Devlin（BERT 的作者之一）在讨论中提出了解决此问题的方法。在本文中，我们将详细描述如何修改对预训练的 BERT 模型进行微调以完成分类任务的过程。代码可在此处作为开源获得。

1. BERT分类的概述

让我们首先描述 BERT 分类器模型生命周期中的三个阶段：

模型预训练。
模型微调。
应用。

1.1 模型预训练

在第一阶段，BERT 以自监督的方式在大量数据上进行预训练。也就是说，训练数据仅由原始文本组成，没有人工标记。该模型通过两个目标进行评估：猜测句子中的掩码词和预测一个句子是否接在另一个句子之后。

请注意，这两个任务只关注单独的句子，而不是整个上下文。因此，不会截断较长的文本。尽管《追忆似水年华》这本书有超过 120 万个单词，但它可以在预训练期间使用。它只是逐句进行。

我们可以使用 transformers 库加载预训练的基本 BERT 模型：

from transformers import AutoModel
model = AutoModel.from_pretrained("bert-base-uncased")

警告告诉我们，下载的模型必须在下游任务上进行微调（在我们的例子中，这将是序列的二元分类）。此步骤将在下一小节中描述。
我们使用类似的方法来获取标记器：

from transformers import AutoTokenizer
tokenizer = AutoTokenizer.from_pretrained("bert-base-uncased")
tokenizer

请注意上面列出的参数 model_max_length=512。这是我们在本文中要解决的主要障碍。事实上，不加修改地应用这个模型只会将每个文本截断为 512 个标记。文档其余部分中的所有信息和上下文在微调和预测阶段都会被丢弃。

最直接和自然的想法是将文本分成更小的块并将它们分别提供给模型。这是我们的策略；然而，正如我们将看到的，魔鬼就在细节中。

1.2 模型的微调(Fine-tuning)

显然，在阅读了许多书籍和整个维基百科后，下载的预训练模型是知识丰富的。然而，它的知识非常笼统。
假设我们只需要预测电影评论是正面的还是负面的，而忽略其庞大而复杂的量子力学和普鲁斯特智慧(wisdom of quantum mechanics and Proust)。更重要的是，我们需要调整模型以适应我们的二元序列分类特定任务。假设我们想要训练模型根据文本识别电影评论是正面的还是负面的。
为此，我们使用监督学习方法。更准确地说，准备手动标记为正面或负面的评论训练集，然后将其输入模型，并在模型顶部添加一个额外的分类层。
修改微调步骤以查看整个文本而不仅仅是前 512 个标记并不是一件容易的事，稍后将详细描述。

1.3 模型的应用(Model application)

最后阶段是将训练好的模型应用到新数据中并获得分类。

2. 对较长的文本使用微调分类器

首先描述修改已经微调的 BERT 分类器以将其应用于较长文本的更直接的过程将很有启发。本节将主要基于出色的教程文章：如何将 Transformers 应用于任意长度的文本。

我们这里的方法之间的主要区别在于允许文本块重叠。

2.1 寻找长篇评论

接下来，我们将考虑来自 IMDB 的著名电影评论数据集。我们有兴趣根据他们的情绪对它们进行分类。也就是说，它们是积极的还是消极的。

经过基本的探索，我们从 huggingface 加载数据集，并找到一篇关于大卫林奇的《穆赫兰道》的很长的评论：

from datasets import load_dataset

imdb = load_dataset("imdb")

long_review = imdb["test"]["text"][21132]
number_of_words = len(long_review.split())
#print(f"The review: {long_review.split()}")
print(f"The review has {number_of_words} words.")

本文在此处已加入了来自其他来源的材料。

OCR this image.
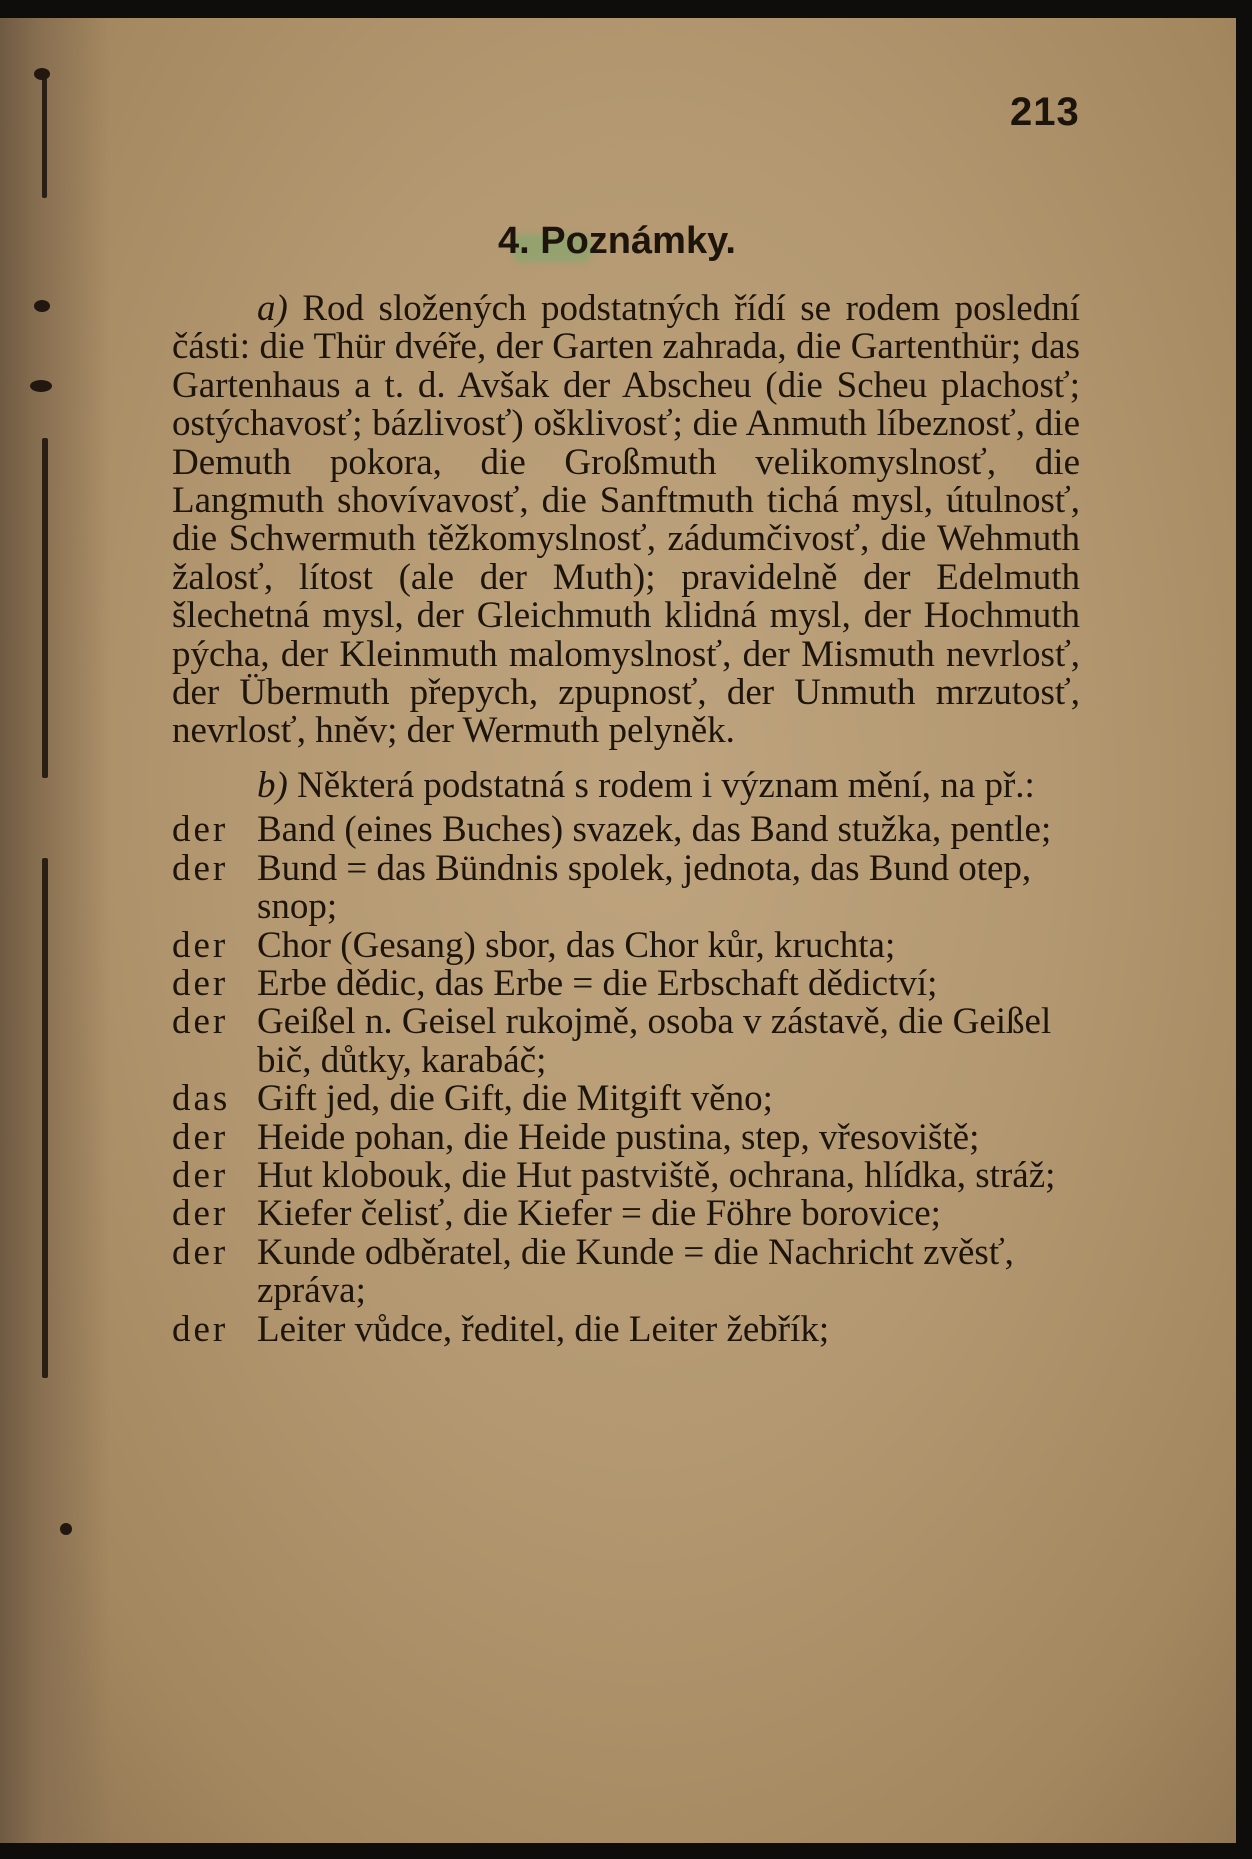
213
4. Poznámky.

a) Rod složených podstatných řídí se rodem poslední části: die Thür dvéře, der Garten zahrada, die Gartenthür; das Gartenhaus a t. d. Avšak der Abscheu (die Scheu plachosť; ostýchavosť; bázlivosť) ošklivosť; die Anmuth líbeznosť, die Demuth pokora, die Großmuth velikomyslnosť, die Langmuth shovívavosť, die Sanftmuth tichá mysl, útulnosť, die Schwermuth těžkomyslnosť, zádumčivosť, die Wehmuth žalosť, lítost (ale der Muth); pravidelně der Edelmuth šlechetná mysl, der Gleichmuth klidná mysl, der Hochmuth pýcha, der Kleinmuth malomyslnosť, der Mismuth nevrlosť, der Übermuth přepych, zpupnosť, der Unmuth mrzutosť, nevrlosť, hněv; der Wermuth pelyněk.

b) Některá podstatná s rodem i význam mění, na př.:

der Band (eines Buches) svazek, das Band stužka, pentle;

der Bund = das Bündnis spolek, jednota, das Bund otep, snop;

der Chor (Gesang) sbor, das Chor kůr, kruchta;

der Erbe dědic, das Erbe = die Erbschaft dědictví;

der Geißel n. Geisel rukojmě, osoba v zástavě, die Geißel bič, důtky, karabáč;

das Gift jed, die Gift, die Mitgift věno;

der Heide pohan, die Heide pustina, step, vřesoviště;

der Hut klobouk, die Hut pastviště, ochrana, hlídka, stráž;

der Kiefer čelisť, die Kiefer = die Föhre borovice;

der Kunde odběratel, die Kunde = die Nachricht zvěsť, zpráva;

der Leiter vůdce, ředitel, die Leiter žebřík;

我们可以看到，这篇评论相当复杂，包含 2278 个单词。我们希望将其拆分成足够小的块，以适应 BERT 输入的 512 个限制。

2.1 加载已经微调的 BERT 分类器

在本节中，我们假设我们已经有一个经过微调的 BERT 分类器。让我们从 huggingface 下载在 IMDB 数据集上训练的分类器：

from transformers import BertForSequenceClassification, BertTokenizer
import torch

tokenizer = BertTokenizer.from_pretrained('fabriceyhc/bert-base-uncased-imdb')
model = BertForSequenceClassification.from_pretrained('fabriceyhc/bert-base-uncased-imdb')

2.2 对整个文本进行标记

现在我们要对整个评论进行标记：

tokens = tokenizer(long_review, add_special_tokens=False, truncation=False, return_tensors="pt")

请注意以下几点：

我们将 add_special_tokens 设置为 False，因为我们将在拆分过程之后手动在开头和结尾添加特殊标记。
我们将 truncation 设置为 False，因为我们不想丢弃文本的任何部分。
我们将 return_tensor 设置为“pt”，以 torch Tensor 的形式获取结果。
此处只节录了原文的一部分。